Я безуспешно воображал, как стану объяснять Сибилле, что получил стипендию в Уинчестере. Я безуспешно возражал, как Сиб не спросит, кто дал рекомендацию. Я безуспешно воображал, как Сиб поверит, что на Уинчестер произвела впечатление рекомендация тренера из Клуба дзюдо для мальчиков в Бермондси.

Видимо, он решил, что мне не улыбается учить языки, и сказал: Я тебя понимаю, когда только начинаешь, столько всего хочешь узнать, неохота тратить время. Но на текущем этапе лучше не торопиться с выбором. Можно заняться практическими вещами — ты хоть раз в лаборатории был? Ну да, я так и думал.

Я безуспешно воображал, как стану объяснять Сорабджи, что генетически я ему не сын.

Сорабджи все расхаживал туда-сюда и говорил про школу. Сверкал глазами; махал руками; постепенно перспектива импонировала мне все больше. Не так интересно, как отправиться на Северный полюс или галопом по монгольской степи, зато очень похоже на правду. Он говорил о школьных учителях; об одноклассниках, которые останутся друзьями на всю жизнь. Он так волновался, он был так счастлив, что наконец может хоть что-то сделать. Я заподозрил, что настоящим мечом я бы его убил; нельзя сказать ему, что я ему не сын, потому что это правда.

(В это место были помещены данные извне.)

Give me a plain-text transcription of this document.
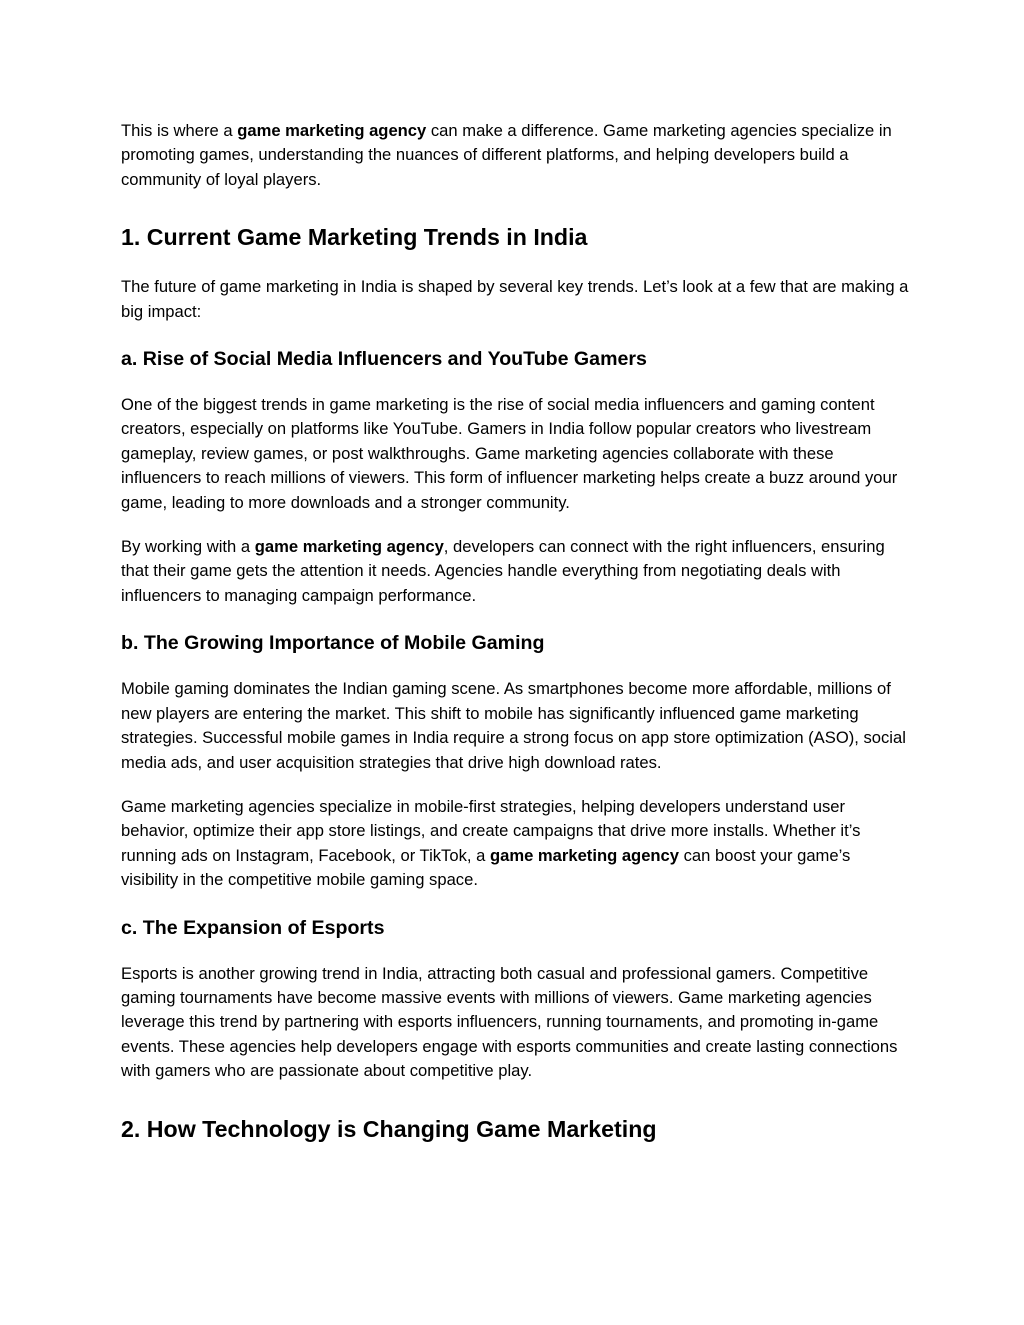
This is where a game marketing agency can make a difference. Game marketing agencies specialize in promoting games, understanding the nuances of different platforms, and helping developers build a community of loyal players.

1. Current Game Marketing Trends in India

The future of game marketing in India is shaped by several key trends. Let’s look at a few that are making a big impact:

a. Rise of Social Media Influencers and YouTube Gamers

One of the biggest trends in game marketing is the rise of social media influencers and gaming content creators, especially on platforms like YouTube. Gamers in India follow popular creators who livestream gameplay, review games, or post walkthroughs. Game marketing agencies collaborate with these influencers to reach millions of viewers. This form of influencer marketing helps create a buzz around your game, leading to more downloads and a stronger community.

By working with a game marketing agency, developers can connect with the right influencers, ensuring that their game gets the attention it needs. Agencies handle everything from negotiating deals with influencers to managing campaign performance.

b. The Growing Importance of Mobile Gaming

Mobile gaming dominates the Indian gaming scene. As smartphones become more affordable, millions of new players are entering the market. This shift to mobile has significantly influenced game marketing strategies. Successful mobile games in India require a strong focus on app store optimization (ASO), social media ads, and user acquisition strategies that drive high download rates.

Game marketing agencies specialize in mobile-first strategies, helping developers understand user behavior, optimize their app store listings, and create campaigns that drive more installs. Whether it’s running ads on Instagram, Facebook, or TikTok, a game marketing agency can boost your game’s visibility in the competitive mobile gaming space.

c. The Expansion of Esports

Esports is another growing trend in India, attracting both casual and professional gamers. Competitive gaming tournaments have become massive events with millions of viewers. Game marketing agencies leverage this trend by partnering with esports influencers, running tournaments, and promoting in-game events. These agencies help developers engage with esports communities and create lasting connections with gamers who are passionate about competitive play.

2. How Technology is Changing Game Marketing
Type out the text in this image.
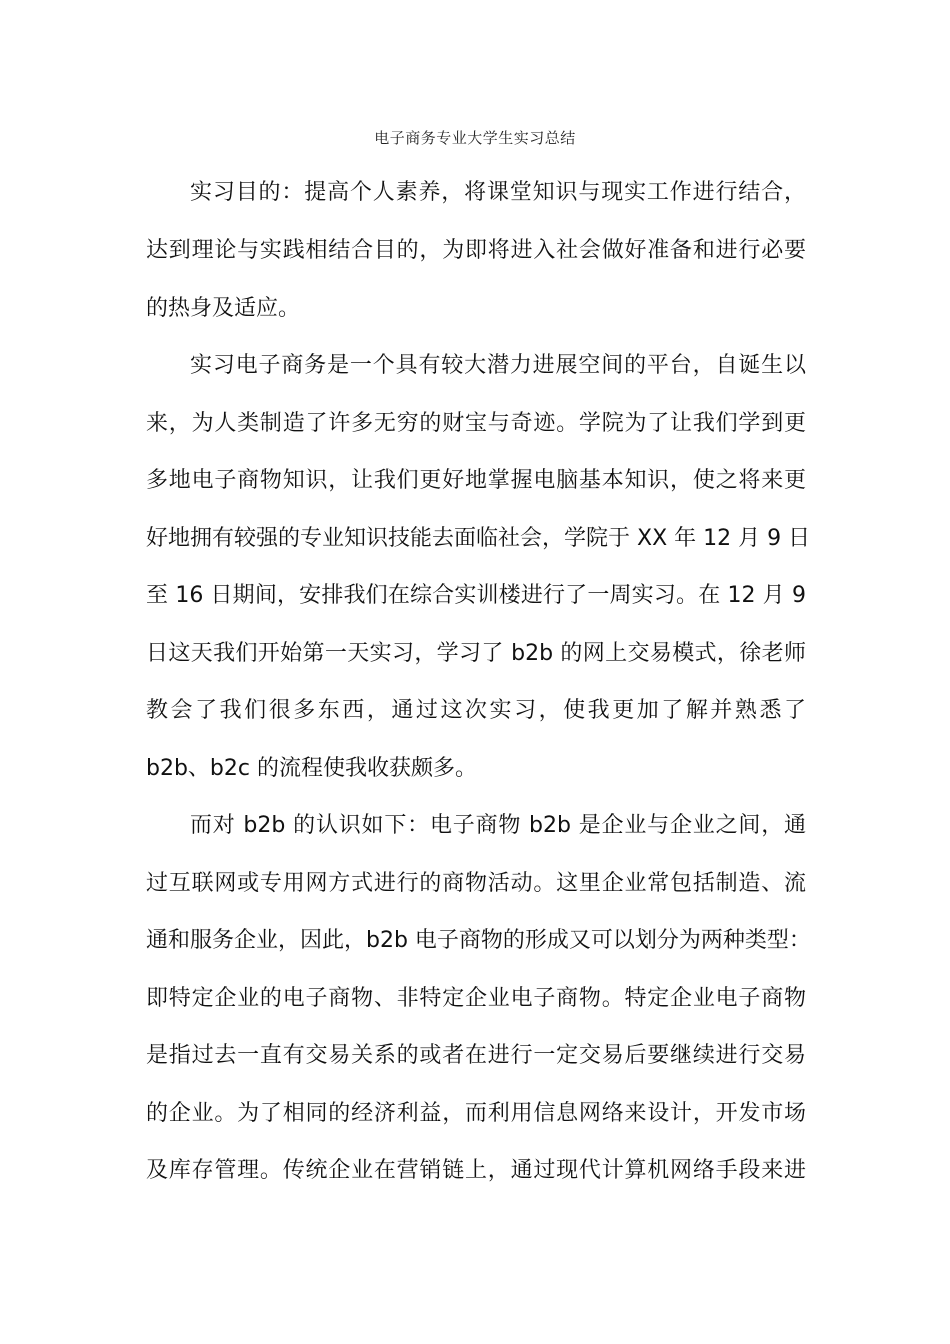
电子商务专业大学生实习总结
实习目的：提高个人素养，将课堂知识与现实工作进行结合，
达到理论与实践相结合目的，为即将进入社会做好准备和进行必要
的热身及适应。
实习电子商务是一个具有较大潜力进展空间的平台，自诞生以
来，为人类制造了许多无穷的财宝与奇迹。学院为了让我们学到更
多地电子商物知识，让我们更好地掌握电脑基本知识，使之将来更
好地拥有较强的专业知识技能去面临社会，学院于 XX 年 12 月 9 日
至 16 日期间，安排我们在综合实训楼进行了一周实习。在 12 月 9
日这天我们开始第一天实习，学习了 b2b 的网上交易模式，徐老师
教会了我们很多东西，通过这次实习，使我更加了解并熟悉了
b2b、b2c 的流程使我收获颇多。
而对 b2b 的认识如下：电子商物 b2b 是企业与企业之间，通
过互联网或专用网方式进行的商物活动。这里企业常包括制造、流
通和服务企业，因此，b2b 电子商物的形成又可以划分为两种类型：
即特定企业的电子商物、非特定企业电子商物。特定企业电子商物
是指过去一直有交易关系的或者在进行一定交易后要继续进行交易
的企业。为了相同的经济利益，而利用信息网络来设计，开发市场
及库存管理。传统企业在营销链上，通过现代计算机网络手段来进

И кроме того, чего бы мне не пойти в школу?

Я подумал: А вдруг есть способ?

Если он прав, я и впрямь могу пойти. Получить стипендию, пойти в школу, а если он и узнает правду, будет уже поздно. У меня не отнимут стипендию по одному его слову; не отнимут, если он скажет, что дал мне рекомендацию лишь потому, что думал, будто я его сын, и вообще, как он может сказать, что дал мне рекомендацию только поэтому? Если пойду, у Сибиллы появится лишний доход: она сможет купить шюреровскую «Историю еврейского народа в эпоху Иисуса Христа», роскошное четырехтомное издание, исправленное и дополненное Вермешем и Милларом, которое должно быть в каждом доме. Если я ухитрился внушить нобелевскому лауреату, что я его давно потерянный сын, уж убедить собственную мать, что получил стипендию в Уинчестере, я как-нибудь способен.

Я подумал: Почему нельзя?

Если не выйдет, всегда можно в 13 лет поступить в Кембридж. Может, и выйдет. И уж лучше так, чем еще одна зима на Кольцевой.

Он сочувственно смотрел на меня.

Я сказал: Ну я не знаю.

Я подумал: Почему нельзя ему не сказать? Сибилла будет счастлива. Он будет счастлив. Он же много лет угрызался, потому что был не в силах помочь, а теперь он в силах. Что такого плохого, если он сможет думать, будто в силах помочь?

Зазвонил телефон.

Он коротко мне улыбнулся — мол, когда же это кончится? Он сказал: Я на секундочку.

Подошел к столу и взял трубку. Он сказал: Сорабджи!

Он сказал: Да, так в чем проблема?

Последовала долгая пауза.

Он сказал: Полностью с тобой согласен, Рой, но что, по-твоему, я тут могу? Я даже не член комитета…

Снова пауза.

Он сказал: Я был бы счастлив помочь, если б мог принести пользу, но честное слово, я не вижу, как тут выкручиваться…

Снова пауза.

Он сказал: Очень интересное предложение.

Он сказал: Это будет весьма нестандартно, но я отнюдь не…

Он сказал: Слушай, Рой, можно, я тебе завтра перезвоню? Я сейчас занят. Особо не обольщайся, но давай держать в уме все возможности.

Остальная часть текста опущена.